Le tribunal de commerce d’Arras a rendu un jugement le 14 janvier 2026 concernant l’ouverture d’une procédure de redressement judiciaire. Une société demanderesse avait sollicité l’ouverture de cette procédure après le dépôt de sa déclaration au greffe le 15 octobre 2025. Un juge-enquêteur avait été désigné par un jugement du 19 novembre 2025 pour vérifier l’état de cessation des paiements. La question de droit portait sur la caractérisation de la cessation des paiements et les conditions d’ouverture du redressement judiciaire. Le tribunal a prononcé l’ouverture de la procédure et fixé provisoirement la date de cessation des paiements au 15 octobre 2025.
I. La caractérisation de la cessation des paiements par le rapport d’expertise
Le tribunal fonde sa décision sur le rapport de l’expert qui établit la situation financière de l’entreprise débitrice. « le rapport de l’expert précise que l’état de cessation des paiements de la SAS KY NOVATION est caractérisé » (Attendu 1). Cette mention confère une valeur probante déterminante à l’expertise judiciaire dans l’appréciation de la cessation des paiements. Le sens de cette approche est de garantir une évaluation objective et technique de la situation comptable de l’entreprise. La portée de ce jugement rappelle que le tribunal s’appuie sur des éléments d’appréciation concrets pour constater l’état d’insolvabilité. Il ne se limite pas aux seules déclarations du dirigeant mais exige une vérification par un professionnel indépendant.

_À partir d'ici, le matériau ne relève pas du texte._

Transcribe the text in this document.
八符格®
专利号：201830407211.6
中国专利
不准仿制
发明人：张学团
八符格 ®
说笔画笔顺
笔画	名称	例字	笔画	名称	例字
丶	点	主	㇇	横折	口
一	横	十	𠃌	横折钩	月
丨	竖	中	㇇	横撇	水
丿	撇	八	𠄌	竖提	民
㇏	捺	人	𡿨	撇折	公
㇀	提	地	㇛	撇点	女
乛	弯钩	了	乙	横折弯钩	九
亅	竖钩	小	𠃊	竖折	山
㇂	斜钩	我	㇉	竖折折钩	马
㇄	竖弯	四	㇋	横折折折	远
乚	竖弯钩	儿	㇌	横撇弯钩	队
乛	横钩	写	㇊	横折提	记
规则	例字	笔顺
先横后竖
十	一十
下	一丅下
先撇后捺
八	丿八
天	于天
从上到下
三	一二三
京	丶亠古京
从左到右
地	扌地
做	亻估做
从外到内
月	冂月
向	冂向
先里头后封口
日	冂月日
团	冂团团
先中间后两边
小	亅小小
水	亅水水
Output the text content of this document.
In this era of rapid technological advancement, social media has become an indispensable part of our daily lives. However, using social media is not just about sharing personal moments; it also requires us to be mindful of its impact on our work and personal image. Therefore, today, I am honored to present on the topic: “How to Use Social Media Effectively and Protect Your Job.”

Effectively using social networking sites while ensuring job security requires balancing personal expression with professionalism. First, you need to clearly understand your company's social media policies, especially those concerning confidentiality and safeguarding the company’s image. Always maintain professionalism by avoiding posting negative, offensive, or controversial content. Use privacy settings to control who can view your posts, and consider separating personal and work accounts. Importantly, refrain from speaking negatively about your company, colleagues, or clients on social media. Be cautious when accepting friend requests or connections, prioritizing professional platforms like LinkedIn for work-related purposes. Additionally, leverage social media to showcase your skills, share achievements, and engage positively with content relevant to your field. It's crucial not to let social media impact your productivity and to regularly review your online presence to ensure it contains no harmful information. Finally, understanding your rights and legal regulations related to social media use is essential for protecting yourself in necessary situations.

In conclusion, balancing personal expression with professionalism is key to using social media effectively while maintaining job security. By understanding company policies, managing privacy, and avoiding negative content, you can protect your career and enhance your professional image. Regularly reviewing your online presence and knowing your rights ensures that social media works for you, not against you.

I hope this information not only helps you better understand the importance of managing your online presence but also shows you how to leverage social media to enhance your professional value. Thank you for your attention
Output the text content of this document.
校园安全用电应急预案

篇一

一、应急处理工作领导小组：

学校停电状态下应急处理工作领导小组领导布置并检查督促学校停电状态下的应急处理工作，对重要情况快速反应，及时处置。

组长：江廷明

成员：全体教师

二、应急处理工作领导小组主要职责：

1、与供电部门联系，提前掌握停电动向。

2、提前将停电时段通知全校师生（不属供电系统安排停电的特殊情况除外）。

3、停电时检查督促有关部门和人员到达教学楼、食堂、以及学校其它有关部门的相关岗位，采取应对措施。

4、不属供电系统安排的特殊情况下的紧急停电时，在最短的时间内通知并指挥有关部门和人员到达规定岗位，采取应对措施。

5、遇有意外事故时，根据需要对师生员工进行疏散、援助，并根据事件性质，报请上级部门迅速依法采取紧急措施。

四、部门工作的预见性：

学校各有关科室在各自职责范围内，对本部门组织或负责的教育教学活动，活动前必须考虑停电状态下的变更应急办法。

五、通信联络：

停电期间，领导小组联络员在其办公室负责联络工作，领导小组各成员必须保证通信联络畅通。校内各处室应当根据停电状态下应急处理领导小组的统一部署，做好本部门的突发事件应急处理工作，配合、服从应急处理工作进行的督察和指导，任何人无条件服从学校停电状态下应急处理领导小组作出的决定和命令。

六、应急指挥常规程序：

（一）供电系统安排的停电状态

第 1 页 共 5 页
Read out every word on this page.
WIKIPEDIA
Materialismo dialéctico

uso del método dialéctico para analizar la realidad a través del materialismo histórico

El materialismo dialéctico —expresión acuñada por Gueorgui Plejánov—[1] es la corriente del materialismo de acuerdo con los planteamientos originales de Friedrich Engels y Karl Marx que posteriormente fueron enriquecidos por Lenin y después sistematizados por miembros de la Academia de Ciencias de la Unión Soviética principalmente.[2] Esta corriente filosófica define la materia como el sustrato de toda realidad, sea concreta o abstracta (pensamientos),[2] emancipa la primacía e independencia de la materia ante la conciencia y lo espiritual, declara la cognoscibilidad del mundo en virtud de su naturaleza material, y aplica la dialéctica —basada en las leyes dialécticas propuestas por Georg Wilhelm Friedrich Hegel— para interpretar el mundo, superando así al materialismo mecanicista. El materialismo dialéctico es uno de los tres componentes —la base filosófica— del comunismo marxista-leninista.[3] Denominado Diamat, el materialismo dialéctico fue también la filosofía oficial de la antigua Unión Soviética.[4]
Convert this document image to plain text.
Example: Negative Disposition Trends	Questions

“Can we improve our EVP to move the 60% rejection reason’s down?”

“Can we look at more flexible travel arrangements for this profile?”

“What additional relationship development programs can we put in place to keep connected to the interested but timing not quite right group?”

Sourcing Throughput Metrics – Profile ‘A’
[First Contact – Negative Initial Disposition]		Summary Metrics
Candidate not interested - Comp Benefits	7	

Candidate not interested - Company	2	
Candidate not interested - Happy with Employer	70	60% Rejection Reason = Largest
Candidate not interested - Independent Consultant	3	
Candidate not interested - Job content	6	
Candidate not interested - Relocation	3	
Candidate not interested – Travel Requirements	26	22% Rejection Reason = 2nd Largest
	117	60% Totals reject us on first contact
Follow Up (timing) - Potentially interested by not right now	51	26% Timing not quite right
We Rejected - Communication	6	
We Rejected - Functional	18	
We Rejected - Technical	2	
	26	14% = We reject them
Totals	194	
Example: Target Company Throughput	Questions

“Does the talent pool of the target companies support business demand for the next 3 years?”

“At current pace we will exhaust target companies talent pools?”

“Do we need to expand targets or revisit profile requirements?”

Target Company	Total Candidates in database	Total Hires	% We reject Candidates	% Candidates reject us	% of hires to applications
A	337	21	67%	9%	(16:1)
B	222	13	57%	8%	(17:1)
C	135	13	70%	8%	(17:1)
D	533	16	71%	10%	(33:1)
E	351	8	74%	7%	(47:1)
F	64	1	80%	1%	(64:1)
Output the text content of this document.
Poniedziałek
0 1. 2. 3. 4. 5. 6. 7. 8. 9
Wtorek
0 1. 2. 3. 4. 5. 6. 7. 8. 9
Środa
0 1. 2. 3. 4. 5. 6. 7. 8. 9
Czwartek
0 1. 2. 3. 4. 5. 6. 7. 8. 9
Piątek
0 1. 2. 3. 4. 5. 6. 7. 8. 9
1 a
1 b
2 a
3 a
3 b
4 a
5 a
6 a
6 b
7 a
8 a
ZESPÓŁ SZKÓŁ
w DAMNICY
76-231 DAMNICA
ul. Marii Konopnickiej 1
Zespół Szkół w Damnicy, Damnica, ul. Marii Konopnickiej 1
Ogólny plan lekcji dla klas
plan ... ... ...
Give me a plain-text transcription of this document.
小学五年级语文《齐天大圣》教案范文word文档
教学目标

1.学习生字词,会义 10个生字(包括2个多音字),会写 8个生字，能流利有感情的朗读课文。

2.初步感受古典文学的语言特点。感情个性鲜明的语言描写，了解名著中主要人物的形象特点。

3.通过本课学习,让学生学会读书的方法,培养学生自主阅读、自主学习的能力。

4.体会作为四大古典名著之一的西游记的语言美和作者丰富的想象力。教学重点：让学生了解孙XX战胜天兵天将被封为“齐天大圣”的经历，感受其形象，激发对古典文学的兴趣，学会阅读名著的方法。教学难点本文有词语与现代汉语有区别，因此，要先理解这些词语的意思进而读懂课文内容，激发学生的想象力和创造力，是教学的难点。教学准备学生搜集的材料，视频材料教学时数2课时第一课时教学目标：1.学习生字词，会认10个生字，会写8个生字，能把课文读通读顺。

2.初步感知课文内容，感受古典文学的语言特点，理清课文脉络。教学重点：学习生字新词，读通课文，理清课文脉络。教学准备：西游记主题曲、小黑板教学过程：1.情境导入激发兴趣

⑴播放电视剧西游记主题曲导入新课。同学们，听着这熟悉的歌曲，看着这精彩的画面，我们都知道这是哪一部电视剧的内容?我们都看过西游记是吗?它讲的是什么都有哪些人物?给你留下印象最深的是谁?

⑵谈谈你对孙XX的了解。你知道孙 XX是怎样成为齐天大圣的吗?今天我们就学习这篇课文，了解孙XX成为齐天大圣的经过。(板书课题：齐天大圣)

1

II. La fixation provisoire de la date de cessation des paiements et ses conséquences
Le tribunal fixe provisoirement la date de cessation des paiements au jour du dépôt de la demande d’ouverture. « il convient de prononcer l’ouverture d’une procédure de redressement judiciaire et de fixer provisoirement au 15 Octobre 2025 la date de la cessation des paiements » (Attendu 4). Cette fixation provisoire permet de délimiter la période suspecte durant laquelle certains actes pourront être annulés. Le sens de cette mesure est d’assurer la sécurité juridique des créanciers et de l’entreprise elle-même. La portée de ce jugement est de rappeler que la date de cessation des paiements peut être modifiée ultérieurement. Elle reste provisoire jusqu’à ce que le tribunal statue définitivement sur le fond du dossier.